Die Steuerbescheide vom 18. Dezember 1981 (für 1974) und vom 8. Dezember 1982 (für 1975) enthalten ebenfalls Steuerfestsetzungen für die Streitjahre. Über ihr Verhältnis zu den früheren Steuerfestsetzungen ist in ihnen nichts ausgesagt. Das Vorbringen des FA im Revisionsverfahren, die Bescheide seien erlassen worden, um für den Fall der Aufhebung der ursprünglichen Steuerfestsetzungen einer drohenden Verjährung zu begegnen, ist neu und kann bereits aus revisionsrechtlichen Gründen nicht berücksichtigt werden (§ 118 Abs. 2 FGO). Die Bescheide sind nach ihrem Inhalt unbedingt und unbefristet. Der Bescheid vom 8. Dezember 1982 ist überdies mit einer Abrechnung und Zahlungsaufforderung verbunden. Die Bescheide treten daher als spätere Steuerfestsetzungen an die Stelle der früheren Steuerfestsetzungen. Damit nehmen sie die früheren Steuerbescheide in ihren Regelungsgehalt mit auf; diese können keine Wirkungen mehr entfalten.

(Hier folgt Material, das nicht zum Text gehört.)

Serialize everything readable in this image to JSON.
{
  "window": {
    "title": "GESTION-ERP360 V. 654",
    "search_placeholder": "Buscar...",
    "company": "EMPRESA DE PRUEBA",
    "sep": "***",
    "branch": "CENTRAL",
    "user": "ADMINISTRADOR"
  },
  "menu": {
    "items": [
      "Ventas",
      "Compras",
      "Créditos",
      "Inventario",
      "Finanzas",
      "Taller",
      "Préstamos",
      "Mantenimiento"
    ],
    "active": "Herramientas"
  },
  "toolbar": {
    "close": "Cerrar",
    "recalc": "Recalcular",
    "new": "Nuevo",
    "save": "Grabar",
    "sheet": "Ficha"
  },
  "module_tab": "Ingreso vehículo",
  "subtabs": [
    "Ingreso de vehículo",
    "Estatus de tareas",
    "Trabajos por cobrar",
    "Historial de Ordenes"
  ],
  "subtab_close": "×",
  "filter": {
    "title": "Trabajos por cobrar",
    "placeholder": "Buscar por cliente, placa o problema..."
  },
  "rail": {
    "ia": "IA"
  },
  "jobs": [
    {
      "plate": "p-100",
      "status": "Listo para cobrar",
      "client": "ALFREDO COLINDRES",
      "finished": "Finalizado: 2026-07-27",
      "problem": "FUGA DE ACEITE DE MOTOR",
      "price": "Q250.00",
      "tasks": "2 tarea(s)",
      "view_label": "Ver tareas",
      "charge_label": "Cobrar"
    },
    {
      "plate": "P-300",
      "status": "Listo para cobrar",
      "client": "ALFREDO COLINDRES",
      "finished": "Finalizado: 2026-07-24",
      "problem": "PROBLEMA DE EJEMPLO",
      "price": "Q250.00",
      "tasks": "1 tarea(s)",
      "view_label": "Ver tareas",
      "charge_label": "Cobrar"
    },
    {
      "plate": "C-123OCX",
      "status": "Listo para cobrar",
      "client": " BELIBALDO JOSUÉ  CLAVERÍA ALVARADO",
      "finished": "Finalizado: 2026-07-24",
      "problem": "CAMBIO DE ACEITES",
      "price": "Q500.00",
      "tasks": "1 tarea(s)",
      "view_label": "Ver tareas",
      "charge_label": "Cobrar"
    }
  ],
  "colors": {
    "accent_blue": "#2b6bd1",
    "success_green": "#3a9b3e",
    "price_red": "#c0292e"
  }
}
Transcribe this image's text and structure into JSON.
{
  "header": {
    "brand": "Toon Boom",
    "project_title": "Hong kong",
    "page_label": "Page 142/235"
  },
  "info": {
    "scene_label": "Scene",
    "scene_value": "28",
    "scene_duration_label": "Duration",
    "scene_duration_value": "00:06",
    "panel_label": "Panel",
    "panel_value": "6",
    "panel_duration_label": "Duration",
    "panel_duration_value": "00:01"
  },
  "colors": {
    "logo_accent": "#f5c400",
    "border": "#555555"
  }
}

Entgegen der Ansicht des FG ist hierfür unmaßgeblich, daß die Bescheide vom 18. Dezember 1981 und 8. Dezember 1982 keine materielle Änderung der ursprünglichen Steuerfestsetzungen enthalten. Für die Frage der Aussetzung ist allein von Bedeutung, ob ein Bescheid den ursprünglichen Bescheid formell geändert und ersetzt hat (vgl. hierzu die zu § 68 FGO ergangenen Urteile vom 20. November 1973 VII R 33/71, BFHE 111, 13, BStBl II 1974, 113; vom 29. Mai 1974 II R 53/64, BFHE 113, 69, BStBl II 1974, 697; vom 20. Juli 1988 II R 164/85, BFHE 154, 13, BStBl II 1988, 955; ferner Ziemer / Haarmann / Lohse / Beermann, Rechtsschutz in Steuersachen, Tz. 7451) mit der Folge, daß verfahrensrechtlich nur der Änderungsbescheid zur Grundlage für die Verwirklichung von Ansprüchen aus dem Steuerschuldverhältnis wird.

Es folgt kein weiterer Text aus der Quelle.